Engineering and survey work at the site of the planned Akkuyu nuclear power plant on Turkey's Mediterranean coast will begin next month, the Russian supplier of the plant has said.
Saint Petersburg-based AtomEnergoProekt (AEP) reported that it has completed the registration of the contract to carry out engineering and surveying for Turkey's first nuclear power plant. A team of geologists and engineers is scheduled to leave for Turkey in early March, the company added.
|How the first two VVER units at Akkuyu could look (Image: AEP)
The engineering and survey work is expected to be completed by mid-July 2012. The results will be used to develop design documents for the preparation of applications for basic permits for the construction of the nuclear power plant.
Under an intergovernmental agreement signed by the two countries in May 2010, Turkey's first nuclear power plant will be built, owned and operated by Russia. The deal covers the construction of four 1200 MWe VVER units at the Akkuyu site.

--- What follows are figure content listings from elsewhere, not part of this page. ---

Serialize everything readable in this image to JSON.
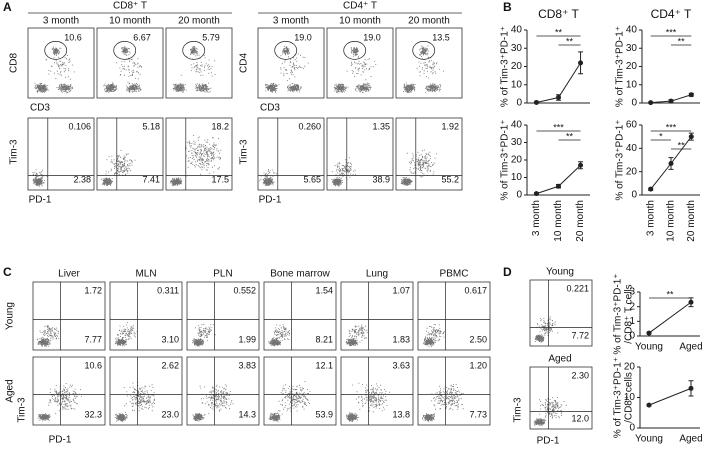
{
  "panel_a": {
    "label": "A",
    "tim_axis": "Tim-3",
    "pd_axis": "PD-1",
    "groups": [
      {
        "title": "CD8⁺ T",
        "gate_y": "CD8",
        "gate_x": "CD3",
        "columns": [
          "3 month",
          "10 month",
          "20 month"
        ],
        "gate_values": [
          "10.6",
          "6.67",
          "5.79"
        ],
        "upper_right": [
          "0.106",
          "5.18",
          "18.2"
        ],
        "lower_right": [
          "2.38",
          "7.41",
          "17.5"
        ]
      },
      {
        "title": "CD4⁺ T",
        "gate_y": "CD4",
        "gate_x": "CD3",
        "columns": [
          "3 month",
          "10 month",
          "20 month"
        ],
        "gate_values": [
          "19.0",
          "19.0",
          "13.5"
        ],
        "upper_right": [
          "0.260",
          "1.35",
          "1.92"
        ],
        "lower_right": [
          "5.65",
          "38.9",
          "55.2"
        ]
      }
    ]
  },
  "panel_b": {
    "label": "B"
  },
  "panel_c": {
    "label": "C",
    "rows": [
      "Young",
      "Aged"
    ],
    "columns": [
      "Liver",
      "MLN",
      "PLN",
      "Bone marrow",
      "Lung",
      "PBMC"
    ],
    "y_axis": "Tim-3",
    "x_axis": "PD-1",
    "upper_right": [
      [
        "1.72",
        "0.311",
        "0.552",
        "1.54",
        "1.07",
        "0.617"
      ],
      [
        "10.6",
        "2.62",
        "3.83",
        "12.1",
        "3.63",
        "1.20"
      ]
    ],
    "lower_right": [
      [
        "7.77",
        "3.10",
        "1.99",
        "8.21",
        "1.83",
        "2.50"
      ],
      [
        "32.3",
        "23.0",
        "14.3",
        "53.9",
        "13.8",
        "7.73"
      ]
    ]
  },
  "panel_d": {
    "label": "D",
    "rows": [
      "Young",
      "Aged"
    ],
    "y_axis": "Tim-3",
    "x_axis": "PD-1",
    "upper_right": [
      "0.221",
      "2.30"
    ],
    "lower_right": [
      "7.72",
      "12.0"
    ]
  },
  "chart_data": [
    {
      "type": "line",
      "title": "CD8⁺ T",
      "y_label": [
        "% of Tim-3⁺PD-1⁺"
      ],
      "categories": [
        "3 month",
        "10 month",
        "20 month"
      ],
      "values": [
        0.3,
        3,
        22
      ],
      "errors": [
        0.3,
        1.5,
        6
      ],
      "ylim": [
        0,
        40
      ],
      "yticks": [
        0,
        10,
        20,
        30,
        40
      ],
      "color": "#222222",
      "show_categories": false,
      "annotations": [
        {
          "text": "**",
          "between": [
            "3 month",
            "20 month"
          ]
        },
        {
          "text": "**",
          "between": [
            "10 month",
            "20 month"
          ]
        }
      ]
    },
    {
      "type": "line",
      "title": "CD4⁺ T",
      "y_label": [
        "% of Tim-3⁺PD-1⁺"
      ],
      "categories": [
        "3 month",
        "10 month",
        "20 month"
      ],
      "values": [
        0.2,
        1,
        4.5
      ],
      "errors": [
        0.2,
        0.8,
        0.8
      ],
      "ylim": [
        0,
        40
      ],
      "yticks": [
        0,
        10,
        20,
        30,
        40
      ],
      "color": "#222222",
      "show_categories": false,
      "annotations": [
        {
          "text": "***",
          "between": [
            "3 month",
            "20 month"
          ]
        },
        {
          "text": "**",
          "between": [
            "10 month",
            "20 month"
          ]
        }
      ]
    },
    {
      "type": "line",
      "y_label": [
        "% of Tim-3⁺PD-1⁺"
      ],
      "categories": [
        "3 month",
        "10 month",
        "20 month"
      ],
      "values": [
        0.8,
        5,
        17
      ],
      "errors": [
        0.5,
        1,
        2
      ],
      "ylim": [
        0,
        40
      ],
      "yticks": [
        0,
        10,
        20,
        30,
        40
      ],
      "color": "#222222",
      "show_categories": true,
      "annotations": [
        {
          "text": "***",
          "between": [
            "3 month",
            "20 month"
          ]
        },
        {
          "text": "**",
          "between": [
            "10 month",
            "20 month"
          ]
        }
      ]
    },
    {
      "type": "line",
      "y_label": [
        "% of Tim-3⁺PD-1⁺"
      ],
      "categories": [
        "3 month",
        "10 month",
        "20 month"
      ],
      "values": [
        5,
        27,
        50
      ],
      "errors": [
        1,
        5,
        3
      ],
      "ylim": [
        0,
        60
      ],
      "yticks": [
        0,
        20,
        40,
        60
      ],
      "color": "#222222",
      "show_categories": true,
      "annotations": [
        {
          "text": "***",
          "between": [
            "3 month",
            "20 month"
          ]
        },
        {
          "text": "*",
          "between": [
            "3 month",
            "10 month"
          ]
        },
        {
          "text": "**",
          "between": [
            "10 month",
            "20 month"
          ]
        }
      ]
    },
    {
      "type": "line",
      "y_label": [
        "% of Tim-3⁺PD-1⁺",
        "/CD8⁺ T cells"
      ],
      "categories": [
        "Young",
        "Aged"
      ],
      "values": [
        0.2,
        2.3
      ],
      "errors": [
        0.05,
        0.3
      ],
      "ylim": [
        0,
        3
      ],
      "yticks": [
        0,
        1,
        2,
        3
      ],
      "color": "#222222",
      "show_categories": true,
      "annotations": [
        {
          "text": "**",
          "between": [
            "Young",
            "Aged"
          ]
        }
      ]
    },
    {
      "type": "line",
      "y_label": [
        "% of Tim-3⁺PD-1⁺",
        "/CD8⁺ cells"
      ],
      "categories": [
        "Young",
        "Aged"
      ],
      "values": [
        7.5,
        13
      ],
      "errors": [
        0.3,
        2.5
      ],
      "ylim": [
        0,
        20
      ],
      "yticks": [
        0,
        10,
        20
      ],
      "color": "#222222",
      "show_categories": true,
      "annotations": []
    }
  ]
}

Russian state nuclear enterprise Rosatom will create a project company subsidiary, which will initially be 100% Russian-owned. In the longer term, Russia may sell up to 49% of the company to other investors from Turkey and elsewhere, but will retain the 51% controlling stake. Turkish firm Park Teknik and state generation company Elektrik Uretim AS (EUAS) have been tipped as likely candidates eventually to take up significant shares in the project.
The Turkish Electricity Trade and Contract Corporation (TETAS) has guaranteed to purchase a fixed amount of the plant's output (70% of the electricity generated by the first two units and 30% of that from the third and fourth reactors) over the first 15 years of commercial operation at a reported price of 12.35 US cents per kWh, with the rest of the electricity to be sold on the open market by the project company.
The reactors are expected to enter service in the period 2018-2021, with the first one due to start up within seven years of receipt of a construction licence and the others following at yearly intervals.